Answer
The greatest possible volume of the cylinder must be $\begin{equation}
\frac{4\pi r^{3}}{3\sqrt{3}}
\end{equation}$, or $\begin{equation}\frac{1}{\sqrt{3}}\end{equation}$ times the volume of the sphere.
Work Step by Step
Let the letter R represent the radius of the cylinder, and let the letter h represent its height.
$\begin{equation}
V_{cylinder}=\pi R^{2}h\\
0\geq R=h\geq r
\end{equation}$
The radius of the sphere and the radius of the cylinder and half the height of the cylinder form a right triangle, with the radius of the sphere being the hypotenuse.

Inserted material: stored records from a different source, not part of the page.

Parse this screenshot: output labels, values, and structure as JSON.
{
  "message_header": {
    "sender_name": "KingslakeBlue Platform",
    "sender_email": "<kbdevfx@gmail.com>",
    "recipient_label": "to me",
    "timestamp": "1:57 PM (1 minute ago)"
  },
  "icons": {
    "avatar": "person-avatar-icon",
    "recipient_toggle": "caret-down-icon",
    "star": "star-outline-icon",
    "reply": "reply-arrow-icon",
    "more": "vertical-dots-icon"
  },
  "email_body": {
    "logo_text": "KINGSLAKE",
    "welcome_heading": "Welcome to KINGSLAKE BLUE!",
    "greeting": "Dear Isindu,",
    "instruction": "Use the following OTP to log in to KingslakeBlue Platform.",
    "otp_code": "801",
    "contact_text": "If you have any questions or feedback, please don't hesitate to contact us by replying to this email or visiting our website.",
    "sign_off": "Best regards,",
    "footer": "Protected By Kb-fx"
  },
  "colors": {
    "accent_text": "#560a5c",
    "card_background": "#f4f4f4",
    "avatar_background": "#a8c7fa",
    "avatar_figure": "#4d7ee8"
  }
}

So
$\begin{equation}
R^{2}+\left(\frac{h}{2}\right)^{2}=r^{2}\\
R^{2}=r^{2}-\frac{h^{2}}{4}.
\end{equation}$
Therefore the volume of the cylinder is, by substitution,
$\begin{equation}
V_{cylinder}=\pi\left(r^{2}-\frac{h^{2}}{4}\right)h=\pi r^{2}h-\frac{\pi h^{3}}{4}=\frac{4\pi r^{2}h-\pi h^{3}}{4}
\end{equation}$
Since r is a given in the problem, the volume is now expressed as a function of h. We now take the derivative to find critical values.
$\begin{equation}
\frac{dV}{dh}=\frac{4\pi r^{2}-3\pi h^{2}}{4}
\end{equation}$
Set to 0 to find critical values.
$\begin{equation}
0=\frac{4\pi r^{2}-3\pi h^{2}}{4}\\
0=4\pi r^{2}-3\pi h^{2}\\
3\pi h^{2}=4\pi r^{2}\\
h^{2}=\frac{4r^{2}}{3}\\
h=\sqrt{\frac{4r^{2}}{3}}=\frac{2r}{\sqrt{3}}
\end{equation}$
Since both of the end point values lead to a total volume of 0, 2r/√3 must be the value of h when the volume is greatest.
$\begin{equation}
V_{cylinder}=\frac{4\pi r^{2}\left(\frac{2r}{\sqrt{3}}\right)-\pi \left(\frac{2r}{\sqrt{3}}\right)^{3}}{4}=\frac{\frac{8\pi r^{3}}{\sqrt{3}}-\frac{8\pi r^{3}}{3\sqrt{3}}}{4}=\frac{24\pi r^{3}-8\pi r^{3}}{12\sqrt{3}}=\frac{16\pi r^{3}}{12\sqrt{3}}=\frac{4\pi r^{3}}{3\sqrt{3}}
\end{equation}$